Q: I’ve been with my husband for almost 15 years. We used to experiment a lot but, for the past few years, things in the bedroom have been very quiet. He did have some health issues which impacted our sex life but that’s under control now. I loved how wild we were, and he says he wants to explore that side of us again, but it just hasn’t happened. I am itching to expand our sex life, which is otherwise OK, but I don’t want ‘OK’ — I want ‘out of this world’. We aren’t new to things like kink, but we have to get back into things. When we do have sex, it is great and we both tell each other we enjoy it, but then it doesn’t happen again for ages. How do we keep that energy going and refocus? We say we will, and then it just fizzles away.
Dr West replies: It is great that you both are on the same page about wanting to explore, as many couples struggle with this. It is also natural for our sex lives to ebb and flow, especially if there are health issues. Perhaps your husband would benefit from another medical check-up, and that might ease any anxiety around that aspect of his health. Relationships have to be worked at, and it is so common that we can fall into a comfortable state where we take each other for granted and get through the day together. Making sex and intimacy a priority rather than something that happens randomly can help bring you closer, and while it’s very easy to sit on our couch and scroll through our phones, that doesn’t help our sex lives.
Think back on your wilder days. What was it about those encounters that really did it for you? Was it the activity or the connection you had with your now husband? The excitement of planning a date and preparing outfits, toys etc? The freedom from responsibilities or date nights?
That sense of excitement of looking forward to a date can be regained and built upon. If you are still interested in exploring a kinkier side to your pleasure, you can add some accoutrements to your bedroom play. Kink can cost a lot, and there are plenty of high-end toys and equipment that you can invest in, but it doesn’t have to cost a lot. Take a trip to a homeware store and see if you can find items that you can use in your sex life. These are called pervertables and can include items such as spatulas, elastic bands, furry gloves, wooden spoons etc. These everyday items can be incorporated into sensation play, whether that is impact play or soft tactile play. Your limit is your imagination, and it can be fun to traipse around the shop spotting what you can use.
If you wish to go more high-end, something you might consider when Covid restrictions allow and it is safe to do so, is to book a trip abroad to an adults-only club. Nobody knows you, so you are free to indulge in an adult environment that might be a kink club, a swinger’s night, or whatever niche appeals — there really is an event for everyone. Check out the reviews of the place, bring extra money for taxi fare, a change of clothes, and snacks. Snacks might seem a little odd but if you are getting your kink on in an unfamiliar environment, your blood sugars can drop, and you don’t want to have to scramble around trying to find a spot for food.
For a different kind of weekend away, you don’t have to go anywhere that is an expressly sexual place. A week away on the coast or in nature will allow you to reconnect with each other while your senses are stimulated by nature. There is a Japanese philosophy of looking after yourself by taking a ‘nature bath’. Obviously, this is not quite an actual bath in nature, but it means being immersed in nature so that every sense is refreshed by the natural world and we feel connected to ourselves and the earth again. Not to mention the wonders of fresh air to revive us. That sense of stripping away all distractions can help you find the space to reconnect with each other on an intimate level. Or if a week away is out of reach, a simple date night each week that is just for you two will give you back that sense of anticipation.

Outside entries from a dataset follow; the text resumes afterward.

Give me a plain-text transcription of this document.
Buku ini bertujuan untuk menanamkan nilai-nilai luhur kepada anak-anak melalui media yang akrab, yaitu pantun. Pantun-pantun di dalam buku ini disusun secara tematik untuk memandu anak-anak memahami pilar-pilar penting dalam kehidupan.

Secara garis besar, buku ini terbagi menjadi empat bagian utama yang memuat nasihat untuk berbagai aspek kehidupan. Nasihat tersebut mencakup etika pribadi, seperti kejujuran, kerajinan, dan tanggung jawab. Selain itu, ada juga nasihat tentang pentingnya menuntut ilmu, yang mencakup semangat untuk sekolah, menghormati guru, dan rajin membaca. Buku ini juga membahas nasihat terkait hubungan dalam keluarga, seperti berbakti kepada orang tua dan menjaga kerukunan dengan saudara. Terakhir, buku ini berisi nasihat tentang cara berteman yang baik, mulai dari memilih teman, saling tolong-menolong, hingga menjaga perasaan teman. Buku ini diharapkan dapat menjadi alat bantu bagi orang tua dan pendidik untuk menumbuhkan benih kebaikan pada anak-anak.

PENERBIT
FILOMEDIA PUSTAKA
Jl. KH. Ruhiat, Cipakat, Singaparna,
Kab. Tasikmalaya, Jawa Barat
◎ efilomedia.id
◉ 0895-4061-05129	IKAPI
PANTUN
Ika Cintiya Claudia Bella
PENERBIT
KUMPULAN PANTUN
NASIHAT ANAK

It could also be an opportunity to take some online classes, buy some new sex education books and toys, or listen to some podcasts. Both of you could also spruce up your lingerie and underwear collection, and the excitement of buying presents and trying them out will add some anticipation to your everyday life. Creating a checklist of activities will help you talk about what you want to try out and when.
The ‘when’ is important as you have said that both you and your partner want to improve your sex life but it hasn’t happened. This can be due to being tired or caught up in the demands of everyday life. If you used to have sex at night, try it in the morning or on a lunch break if feasible, and that may help get your libido up and running again. Modern life can be quite stressful and the pressure to find the time to have sex can add to stress. However, if it is viewed as a nurturing, self-care time that is scheduled in or prioritised, that can help you make that time happen. It doesn’t always have to be full sex either. Sometimes a quickie that only features oral sex, for example, can be exciting and increase your desire while boosting your mood.
Consciously working on pleasure has the benefit of enhancing a relationship overall, and if you embrace this process together, it won’t just be your orgasms that become more frequent, but your sense of connection will grow too.